Il rimettente prospetta inoltre anche il contrasto con l’art. 31 Cost., in quanto tale disposizione negherebbe, “in radice ed irrimediabilmente, la realizzazione del diritto sancito dalla Costituzione, con effetti disgreganti del tessuto sociale della nazione nel nucleo originario ed essenziale della famiglia”.
La Corte Costituzionale ha ritenuto le questioni sollevate in sede di legittimità ammissibili e fondate.
Al fine di verificare la conformità costituzionale delle norme sottoposte a scrutinio, il Giudice delle Leggi, preliminarmente, offre un inquadramento delle principali caratteristiche del bonus bebè e dell’assegno di maternità.
Il primo, allo scopo di “incentivare la natalità e contribuire alle spese per il suo sostegno”, è stato inizialmente concesso dal 2015 – poi successivamente confermato e potenziato –“ per ogni figlio nato o adottato tra il 1° gennaio 2015 e il 31 dicembre 2017”, alle famiglie meno abbienti (art. 1, co. 125, L. n. 190/2014).
L’assegno di maternità, invece, rappresenta una tutela residuale, che opera nei soli casi in cui il nucleo familiare versi in condizioni economiche precarie e la madre non possa reclamare l’indennità di maternità in forza di uno specifico rapporto di lavoro (art. 74, D.LGS. n. 151/2001).
Entrambe le misure sovvengono ad una peculiare situazione di bisogno che si riconnette alla nascita di un bambino o al suo ingresso in una famiglia adottiva.
Le provvidenze in commento, poi, “si prefiggono di concorrere a rimuovere gli ostacoli di ordine economico e sociale che, limitando di fatto la libertà e l’eguaglianza dei cittadini, impediscono il pieno sviluppo della persona umana (art. 3, 2° co., Cost.), e, in particolare, rappresentano attuazione dell’art. 31 Cost., che impegna la Repubblica ad agevolare “con misure economiche ed altre provvidenze la formazione della famiglia e l’adempimento dei compiti relativi, con particolare riguardo alle famiglie numerose, e a proteggere la maternità, l’infanzia e la gioventù, favorendo gli istituti necessari a tale scopo.”
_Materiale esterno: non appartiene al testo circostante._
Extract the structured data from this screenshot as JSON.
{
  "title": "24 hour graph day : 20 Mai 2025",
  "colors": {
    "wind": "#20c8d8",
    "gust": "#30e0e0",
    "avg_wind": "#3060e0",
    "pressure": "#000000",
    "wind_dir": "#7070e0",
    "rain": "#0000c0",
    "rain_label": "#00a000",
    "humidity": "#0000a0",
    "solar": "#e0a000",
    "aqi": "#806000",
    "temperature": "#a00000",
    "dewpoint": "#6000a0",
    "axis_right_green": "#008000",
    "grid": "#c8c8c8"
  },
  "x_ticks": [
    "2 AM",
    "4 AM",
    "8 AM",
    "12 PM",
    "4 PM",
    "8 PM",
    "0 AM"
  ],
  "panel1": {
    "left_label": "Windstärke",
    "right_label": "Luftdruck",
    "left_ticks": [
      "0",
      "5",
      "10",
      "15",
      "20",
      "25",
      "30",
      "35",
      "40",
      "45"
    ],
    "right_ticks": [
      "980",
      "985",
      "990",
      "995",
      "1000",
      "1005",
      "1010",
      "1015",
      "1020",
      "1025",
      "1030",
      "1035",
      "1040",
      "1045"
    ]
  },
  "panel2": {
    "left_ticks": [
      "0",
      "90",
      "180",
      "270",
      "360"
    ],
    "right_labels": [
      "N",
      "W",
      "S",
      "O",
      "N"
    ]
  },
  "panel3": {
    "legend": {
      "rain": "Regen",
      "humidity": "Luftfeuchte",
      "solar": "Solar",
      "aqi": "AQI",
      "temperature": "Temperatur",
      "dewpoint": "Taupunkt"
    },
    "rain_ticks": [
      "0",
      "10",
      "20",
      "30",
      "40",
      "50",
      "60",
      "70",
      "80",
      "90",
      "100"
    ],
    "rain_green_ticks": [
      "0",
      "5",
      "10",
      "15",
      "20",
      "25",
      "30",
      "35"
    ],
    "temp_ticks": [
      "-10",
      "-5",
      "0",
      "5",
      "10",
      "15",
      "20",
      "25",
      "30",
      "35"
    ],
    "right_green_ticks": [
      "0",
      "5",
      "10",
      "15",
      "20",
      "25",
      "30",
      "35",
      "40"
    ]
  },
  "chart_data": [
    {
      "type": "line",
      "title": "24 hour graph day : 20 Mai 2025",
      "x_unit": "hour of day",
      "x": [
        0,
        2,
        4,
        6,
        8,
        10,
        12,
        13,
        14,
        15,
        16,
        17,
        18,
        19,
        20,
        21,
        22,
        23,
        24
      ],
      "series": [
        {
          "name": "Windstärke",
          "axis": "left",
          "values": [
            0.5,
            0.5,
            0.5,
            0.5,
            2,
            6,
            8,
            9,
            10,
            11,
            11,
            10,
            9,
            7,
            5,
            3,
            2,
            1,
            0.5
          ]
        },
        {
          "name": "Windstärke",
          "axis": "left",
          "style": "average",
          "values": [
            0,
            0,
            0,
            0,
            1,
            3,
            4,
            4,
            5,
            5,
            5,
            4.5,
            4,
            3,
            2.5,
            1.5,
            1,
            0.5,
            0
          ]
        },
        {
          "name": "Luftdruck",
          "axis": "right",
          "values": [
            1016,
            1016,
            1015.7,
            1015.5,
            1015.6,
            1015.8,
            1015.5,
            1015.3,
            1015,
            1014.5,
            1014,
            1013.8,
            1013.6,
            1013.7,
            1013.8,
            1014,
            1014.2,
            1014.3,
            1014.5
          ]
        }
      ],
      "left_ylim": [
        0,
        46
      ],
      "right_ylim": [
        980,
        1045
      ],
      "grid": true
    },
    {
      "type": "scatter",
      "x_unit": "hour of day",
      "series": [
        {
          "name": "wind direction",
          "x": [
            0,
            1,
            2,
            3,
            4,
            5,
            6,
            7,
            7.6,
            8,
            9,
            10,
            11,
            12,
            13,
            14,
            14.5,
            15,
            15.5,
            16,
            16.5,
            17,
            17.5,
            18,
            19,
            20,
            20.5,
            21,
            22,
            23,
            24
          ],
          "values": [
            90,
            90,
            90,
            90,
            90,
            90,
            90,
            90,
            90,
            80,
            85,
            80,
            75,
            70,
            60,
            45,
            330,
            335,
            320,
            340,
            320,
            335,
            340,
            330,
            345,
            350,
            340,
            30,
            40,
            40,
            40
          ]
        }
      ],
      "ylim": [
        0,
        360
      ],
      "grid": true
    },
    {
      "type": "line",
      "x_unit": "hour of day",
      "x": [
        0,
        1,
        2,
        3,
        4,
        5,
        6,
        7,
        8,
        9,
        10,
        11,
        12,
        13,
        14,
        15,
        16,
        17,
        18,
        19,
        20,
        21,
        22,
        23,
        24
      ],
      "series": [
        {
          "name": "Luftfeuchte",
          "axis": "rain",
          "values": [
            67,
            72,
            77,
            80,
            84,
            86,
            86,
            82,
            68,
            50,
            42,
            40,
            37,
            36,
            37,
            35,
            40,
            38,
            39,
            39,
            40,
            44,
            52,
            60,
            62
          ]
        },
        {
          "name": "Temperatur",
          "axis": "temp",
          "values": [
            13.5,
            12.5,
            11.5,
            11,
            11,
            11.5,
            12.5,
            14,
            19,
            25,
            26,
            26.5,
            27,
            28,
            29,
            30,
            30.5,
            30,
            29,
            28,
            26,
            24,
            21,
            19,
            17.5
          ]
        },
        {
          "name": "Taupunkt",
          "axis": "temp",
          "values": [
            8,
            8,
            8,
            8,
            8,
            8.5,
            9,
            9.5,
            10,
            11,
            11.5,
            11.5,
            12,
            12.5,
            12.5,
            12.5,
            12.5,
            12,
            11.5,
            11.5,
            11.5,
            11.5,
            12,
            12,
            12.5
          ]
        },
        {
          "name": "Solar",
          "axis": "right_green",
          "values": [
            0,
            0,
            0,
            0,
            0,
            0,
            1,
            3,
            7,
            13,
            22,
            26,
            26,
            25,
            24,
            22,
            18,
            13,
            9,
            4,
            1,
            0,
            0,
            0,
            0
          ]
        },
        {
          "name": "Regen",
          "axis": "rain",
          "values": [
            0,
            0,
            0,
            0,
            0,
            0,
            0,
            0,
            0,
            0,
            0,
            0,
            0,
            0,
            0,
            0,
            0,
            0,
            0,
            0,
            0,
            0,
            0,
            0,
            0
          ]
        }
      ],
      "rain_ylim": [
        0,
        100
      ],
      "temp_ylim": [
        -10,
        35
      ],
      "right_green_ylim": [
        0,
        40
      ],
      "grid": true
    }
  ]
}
Per la Corte, “nel condizionare il riconoscimento dell’assegno di natalità e dell’assegno di maternità alla titolarità di un permesso di soggiorno in corso di validità da almeno cinque anni, al possesso di un reddito non inferiore all’importo annuo dell’assegno sociale e alla disponibilità di un alloggio idoneo, il legislatore ha fissato requisiti privi di ogni attinenza con lo stato di bisogno che le prestazioni in esame si prefiggono di fronteggiare.”
Per tale via, “le disposizioni censurate istituiscono per i soli cittadini di Paesi terzi un sistema irragionevolmente più gravoso, che travalica la pur legittima finalità di accordare i benefici dello stato sociale a coloro che vantino un soggiorno regolare e non episodico sul territorio della nazione.”
Un siffatto criterio selettivo nega, infatti, “adeguata tutela a coloro che siano legittimamente presenti sul territorio nazionale e siano tuttavia sprovvisti dei requisiti di reddito prescritti per il rilascio del permesso di soggiorno UE per soggiornanti di lungo periodo”, pregiudicando “proprio i lavoratori che versano in condizioni di bisogno più pressante”.